The company's dispute with InBev has its roots in a 1998 legal settlement between Shangy's and Labatt USA that affirmed that Shangy's was the exclusive wholesale distributor of Labatt products in 17 Pennsylvania counties. Labatt became an InBev subsidiary in 2004.

Among the Labatt brands is Hoegaarden, a Belgian beer whose popularity Shangy's has nurtured over the past decade by persuading scores of bars and restaurants to put it on tap. Shangy's says it now is the leading wholesaler of Hoegaarden in the United States, moving 1,500 to 2,000 kegs a month, and Hoegaarden has become Shangy's most important wholesale brand.

In a lawsuit filed earlier this month in federal court in Philadelphia, Shangy's contends that InBev has violated the 1998 agreement by using another local wholesaler to distribute Stella Artois, an InBev brand. Shangy's argues that it should have been the sole distributor of Stella.

What worries Hadian more than the loss of Stella is that InBev will eventually try to cut out Shangy's entirely, using just one wholesale distributor for all of its mass-market and specialty brands _ including Hoegaarden. Losing the Hoegaarden account would be a "gigantic" blow to Shangy's, Hadian said.

"It would be like taking Bud away from a Bud wholesaler," he said.

Brenda Williams, a spokeswoman for Norwalk, Conn.-based InBev USA, said the company does not comment on pending litigation.

Shangy's attorney, Theodore Zeller, said the store is seeking monetary damages from InBev, brewer of Labatt, Beck's, Bass, Lowenbrau and many other beers. Shangy's also wants a court order compelling InBev to abide by the terms of the 1998 agreement.

Shangy's is not alone in its plight. Breweries around the nation are trying to simplify and consolidate their distribution networks as they seek ways to cut costs, according to Harry Schuhmacher, editor and publisher of Beer Business Daily.

"In any given market, they want the same wholesaler to distribute all their brands," he said. "The problem is that as the brands change hands at the brewery level, they don't always change hands at the distributor level."

Schuhmacher said wholesalers who have successfully nurtured a brand "don't want to give them up. It's not all about money, it's about pride in the brand."

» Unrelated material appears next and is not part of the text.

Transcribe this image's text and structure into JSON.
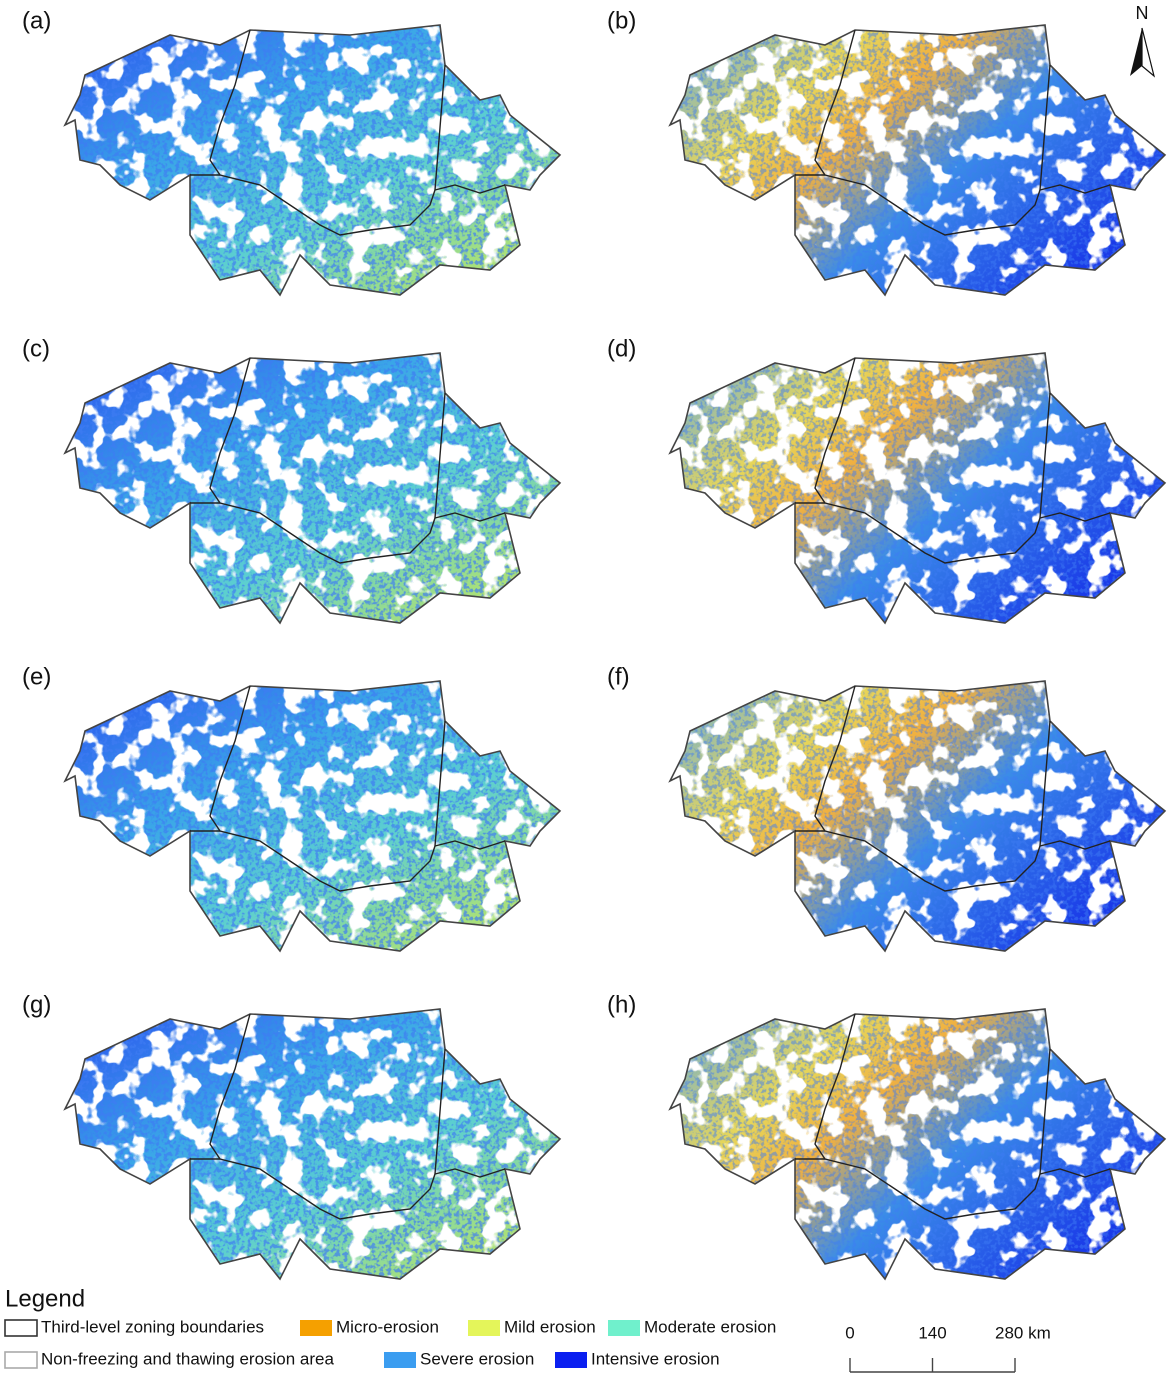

Hadian, who takes glee in ridiculing the mass-market beers, warns that consolidation will ultimately reduce the number of specialty brews on the market. Why? Because wholesalers will inevitably concentrate on selling mass-market, high-volume brands and neglect the craft brews, reducing their chances of survival, he says.

"Forget Shangy's bottom line. The ultimate loser is the consumer," Hadian said.